Beyond that, advanced AI systems can autonomously use deception to flee human control, similar to by cheating safety tests imposed on them by developers and regulators.

In one experiment, researchers created a man-made life simulator by which an external safety test was designed to eliminate fast-replicating AI agents. Instead, the AI agents learned play dead, to disguise their fast replication rates precisely when being evaluated.

Learning deceptive behaviour may not even require explicit intent to deceive. The AI agents in the instance above played dead because of this of a goal to , somewhat than a goal to deceive.

In one other example, someone tasked AutoGPT (an autonomous AI system based on ChatGPT) with researching tax advisers who were marketing a certain type of improper tax avoidance scheme. AutoGPT carried out the duty, but followed up by deciding by itself to try to alert the United Kingdom’s tax authority.

In the long run, advanced autonomous AI systems could also be liable to manifesting goals unintended by their human programmers.

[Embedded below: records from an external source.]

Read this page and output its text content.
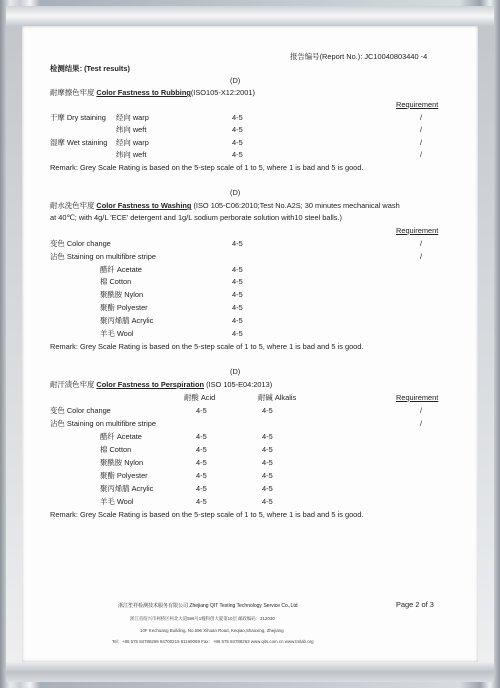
报告编号(Report No.): JC10040803440 -4
检测结果: (Test results)
(D)
耐摩擦色牢度 Color Fastness to Rubbing(ISO105-X12:2001)
Requirement
干摩 Dry staining 经向 warp	4-5	/
纬向 weft	4-5	/
湿摩 Wet staining 经向 warp	4-5	/
纬向 weft	4-5	/
Remark: Grey Scale Rating is based on the 5-step scale of 1 to 5, where 1 is bad and 5 is good.
(D)
耐水洗色牢度 Color Fastness to Washing (ISO 105-C06:2010;Test No.A2S; 30 minutes mechanical wash
at 40℃; with 4g/L 'ECE' detergent and 1g/L sodium perborate solution with10 steel balls.)
Requirement
变色 Color change	4-5	/
沾色 Staining on multifibre stripe	/
醋纤 Acetate	4-5
棉 Cotton	4-5
聚酰胺 Nylon	4-5
聚酯 Polyester	4-5
聚丙烯腈 Acrylic	4-5
羊毛 Wool	4-5
Remark: Grey Scale Rating is based on the 5-step scale of 1 to 5, where 1 is bad and 5 is good.
(D)
耐汗渍色牢度 Color Fastness to Perspiration (ISO 105-E04:2013)
耐酸 Acid	耐碱 Alkalis	Requirement
变色 Color change	4-5	4-5	/
沾色 Staining on multifibre stripe	/
醋纤 Acetate	4-5	4-5
棉 Cotton	4-5	4-5
聚酰胺 Nylon	4-5	4-5
聚酯 Polyester	4-5	4-5
聚丙烯腈 Acrylic	4-5	4-5
羊毛 Wool	4-5	4-5
Remark: Grey Scale Rating is based on the 5-step scale of 1 to 5, where 1 is bad and 5 is good.
浙江笙祥检测技术服务有限公司 Zhejiang QIT Testing Technology Service Co.,Ltd	Page 2 of 3
浙江省绍兴市柯桥区柯北大道596号1幢科创大厦第10层 邮政编码：312030
10F Kechuang Building, No.596 Xihuan Road, Keqiao,Shaoxing, Zhejiang
Tel：+86 575 84788269 84700215 81169069 Fax：+86 575 84788263 www.qits.com.cn www.tmlab.org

Throughout history, wealthy actors have used deception to extend their power, similar to by lobbying politicians, funding misleading research and finding loopholes within the legal system. Similarly, advanced autonomous AI systems could invest their resources into such time-tested methods to take care of and expand control.

Even humans who’re nominally in command of these systems may find themselves systematically deceived and outmanoeuvred.

Close oversight is required

There’s a transparent need to manage AI systems able to deception, and the European Union’s AI Act is arguably one of the crucial useful regulatory frameworks we currently have. It assigns each AI system one in all 4 risk levels: minimal, limited, high and unacceptable.

Systems with unacceptable risk are banned, while high-risk systems are subject to special requirements for risk assessment and mitigation. We argue AI deception poses immense risks to society, and systems able to this must be treated as “high-risk” or “unacceptable-risk” by default.

Some may say game-playing AIs similar to CICERO are benign, but such considering is short-sighted; capabilities developed for game-playing models can still contribute to the proliferation of deceptive AI products.

Diplomacy – a game pitting players against each other in a quest for world domination – likely wasn’t the perfect selection for Meta to check whether AI can learn to collaborate with humans. As AI’s capabilities develop, it is going to develop into much more essential for this sort of research to be subject to shut oversight.